Surveillance presents two bodies of work conceived and executed in tandem. The first group, on display in the main gallery, incorporates chromatic trapezoids that cut through the picture plane. These shapes—which the artist calls “surrogate paintings”—function as architectonic premises, delineating volume and the space between them. Shepherd defines these forms through difference in textures, rather than with her signature fine lines. In many of these works, she interrupts the glossy quality of the enamel, sanding large areas down to produce velvety fields that show pentimenti of color and faint lines of obliterated brushstrokes.
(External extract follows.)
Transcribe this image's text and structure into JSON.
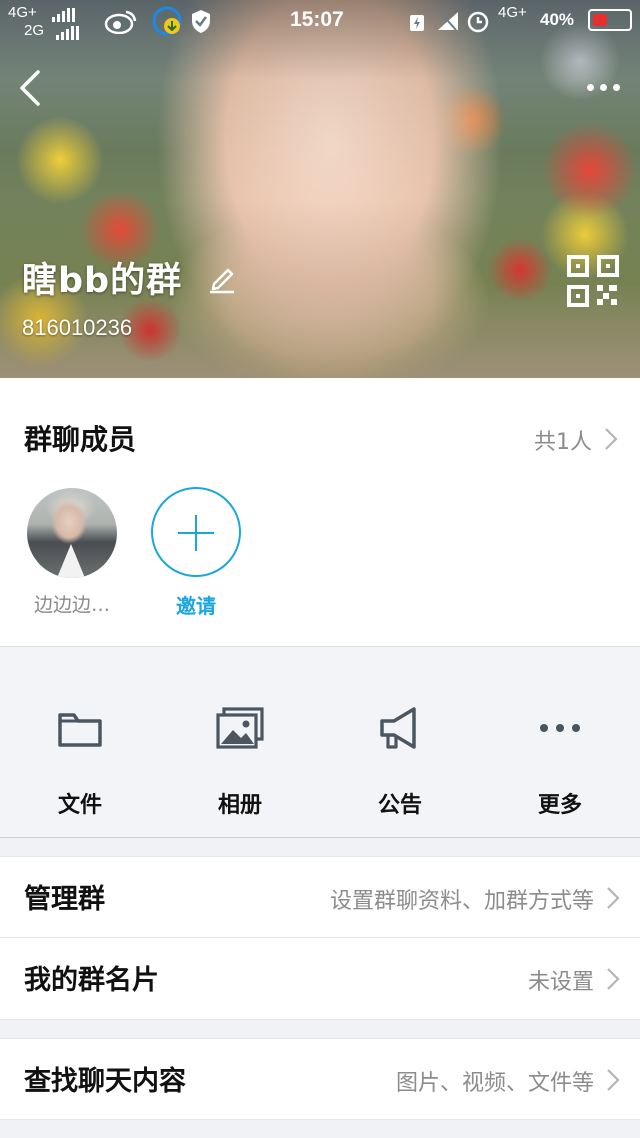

These shifts in color and finish complicate how distinct areas of the painting reflect their surroundings and ultimately create a push-pull. Being situationally reactive to light and movement, the paintings take on sculptural characteristics in their constant change.
On view in the smaller gallery, a second body of work recalls the daguerreotype’s image-making process. Shepherd begins these works by leaning paintings in her studio at varied angles, allowing the paintings’ environments to be reflected within their compositions. The artist then photographs the painting and using the same enamel paint, screen prints this image onto a panel. Born out of this referential loop, these works evince a dialogue with memory and the act of surveillance.
Concurrent with the gallery’s presentation, Shepherd is exhibiting in the group show Unapologetic: All Women, All Year at the Scottsdale Museum of Contemporary Art (SMoCA) through January 31, 2021. On April 29, 2020, Shepherd will lecture at The Menil Collection in Houston, which holds her work.